An utility library that generates OARepo required data model files from a JSON specification file
Project description
OARepo model builder
A library and command-line tool to generate invenio model from a single model file.
CLI Usage
oarepo-compile-model model.yaml
will compile the model.yaml into the current directory. Options:
--output-directory <dir> Output directory where the generated files will be
placed. Defaults to "."
--package <name> Package into which the model is generated. If not
passed, the name of the current directory,
converted into python package name, is used.
--set <name=value> Overwrite option in the model file.
Example --set settings.elasticsearch.keyword-ignore-above=20
-v Increase the verbosity. This option can be used
multiple times.
--config <filename> Load a config file and replace parts of the model
with it. The config file can be a json, yaml or a
python file. If it is a python file, it is
evaluated with the current model stored in the
"oarepo_model" global variable and after the
evaluation all globals are set on the model.
--isort / --skip-isort Call isort on generated sources (default: yes)
--black / --skip-black Call black on generated sources (default: yes)
Model file structure
A model is a json/yaml file with the following structure:
settings:
python:
elasticsearch:
model:
properties:
title: { type: 'fulltext' }
There might be more sections (documentation etc.), but only the settings
and model
are currently processed.
settings section
The settings section might contain the following keys (default values below):
settings:
package: basename(output dir) with '-' converted to '_'
kebap-package: to_kebap(package)
package-path: path to package as python Path instance
schema-version: 1.0.0
schema-name: { kebap-package }-{schema-version}.json
schema-file: full path to generated json schema
mapping-file: full path to generated mapping
collection-url: camel_case(last component of package)
processing-order: [ 'settings', '*', 'model' ]
python:
record-prefix: camel_case(last component of package)
templates: { } # overridden templates
marshmallow:
top-level-metadata: true
mapping: { }
record-prefix-snake: snake_case(record_prefix)
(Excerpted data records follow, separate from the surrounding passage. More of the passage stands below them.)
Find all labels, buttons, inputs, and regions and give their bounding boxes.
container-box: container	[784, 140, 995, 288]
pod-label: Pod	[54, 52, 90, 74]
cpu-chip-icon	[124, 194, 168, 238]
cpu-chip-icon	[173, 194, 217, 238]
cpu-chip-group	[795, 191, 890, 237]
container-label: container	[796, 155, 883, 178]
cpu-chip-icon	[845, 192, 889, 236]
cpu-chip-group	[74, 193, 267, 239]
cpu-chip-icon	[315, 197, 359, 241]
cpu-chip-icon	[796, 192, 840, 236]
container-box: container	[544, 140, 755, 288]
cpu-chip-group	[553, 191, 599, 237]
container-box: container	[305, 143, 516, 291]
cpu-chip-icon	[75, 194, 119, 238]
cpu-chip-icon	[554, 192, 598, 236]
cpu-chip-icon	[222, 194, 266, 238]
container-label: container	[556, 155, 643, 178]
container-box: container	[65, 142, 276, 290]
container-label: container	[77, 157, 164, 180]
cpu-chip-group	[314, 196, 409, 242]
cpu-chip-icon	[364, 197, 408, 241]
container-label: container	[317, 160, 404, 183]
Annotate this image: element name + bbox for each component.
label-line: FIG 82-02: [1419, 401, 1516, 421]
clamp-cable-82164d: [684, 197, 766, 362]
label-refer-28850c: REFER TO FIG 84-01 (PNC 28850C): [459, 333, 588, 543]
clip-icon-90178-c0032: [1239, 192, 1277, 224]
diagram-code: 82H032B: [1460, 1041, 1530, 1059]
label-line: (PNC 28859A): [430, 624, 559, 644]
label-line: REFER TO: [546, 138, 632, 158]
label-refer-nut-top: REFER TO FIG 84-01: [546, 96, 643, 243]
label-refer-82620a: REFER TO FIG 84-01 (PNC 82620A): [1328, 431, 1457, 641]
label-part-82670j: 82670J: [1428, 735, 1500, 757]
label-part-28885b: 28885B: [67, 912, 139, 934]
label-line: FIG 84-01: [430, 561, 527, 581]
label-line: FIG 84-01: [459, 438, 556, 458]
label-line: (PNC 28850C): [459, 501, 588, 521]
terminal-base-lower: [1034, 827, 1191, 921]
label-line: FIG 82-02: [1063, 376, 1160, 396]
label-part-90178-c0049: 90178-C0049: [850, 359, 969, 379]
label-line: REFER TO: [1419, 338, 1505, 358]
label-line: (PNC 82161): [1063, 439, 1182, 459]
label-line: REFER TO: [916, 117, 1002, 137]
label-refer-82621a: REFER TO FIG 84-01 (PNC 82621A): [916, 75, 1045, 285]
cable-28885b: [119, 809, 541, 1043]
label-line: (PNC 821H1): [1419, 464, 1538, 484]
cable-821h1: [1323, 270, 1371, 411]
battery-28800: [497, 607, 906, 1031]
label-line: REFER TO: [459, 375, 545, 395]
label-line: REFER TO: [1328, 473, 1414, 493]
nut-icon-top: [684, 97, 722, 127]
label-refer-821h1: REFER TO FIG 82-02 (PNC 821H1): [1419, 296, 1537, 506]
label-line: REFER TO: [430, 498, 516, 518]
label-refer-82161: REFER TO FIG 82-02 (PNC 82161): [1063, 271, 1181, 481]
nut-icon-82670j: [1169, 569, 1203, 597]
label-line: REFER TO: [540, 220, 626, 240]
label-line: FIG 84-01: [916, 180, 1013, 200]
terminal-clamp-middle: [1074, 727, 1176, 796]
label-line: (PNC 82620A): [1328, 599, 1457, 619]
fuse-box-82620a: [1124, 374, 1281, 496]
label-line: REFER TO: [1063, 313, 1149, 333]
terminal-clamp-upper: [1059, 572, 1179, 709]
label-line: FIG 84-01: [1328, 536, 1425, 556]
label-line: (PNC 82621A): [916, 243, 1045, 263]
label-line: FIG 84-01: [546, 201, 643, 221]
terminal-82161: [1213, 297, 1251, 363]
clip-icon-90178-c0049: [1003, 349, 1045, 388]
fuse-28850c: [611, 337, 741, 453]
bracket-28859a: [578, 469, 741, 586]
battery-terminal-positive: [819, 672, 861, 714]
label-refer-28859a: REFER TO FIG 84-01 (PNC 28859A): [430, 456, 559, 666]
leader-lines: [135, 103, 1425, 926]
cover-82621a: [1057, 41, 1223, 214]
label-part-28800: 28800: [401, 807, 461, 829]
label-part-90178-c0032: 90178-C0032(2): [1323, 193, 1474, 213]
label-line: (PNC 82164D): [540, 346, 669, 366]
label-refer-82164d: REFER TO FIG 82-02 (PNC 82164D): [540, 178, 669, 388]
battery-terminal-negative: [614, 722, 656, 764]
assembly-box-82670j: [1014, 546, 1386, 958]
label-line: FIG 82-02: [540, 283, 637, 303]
record-class: { settings.package }.record.{record_prefix}Record
# full record class name with package
record-schema-class: { settings.package }.schema.{record_prefix}Schema
# full record schema class name (apart from invenio stuff, contains only metadata field)
record-schema-metadata-class: { settings.package }.schema.{record_prefix}MetadataSchema
# full record schema metadata class name (contains model schema as marshmallow)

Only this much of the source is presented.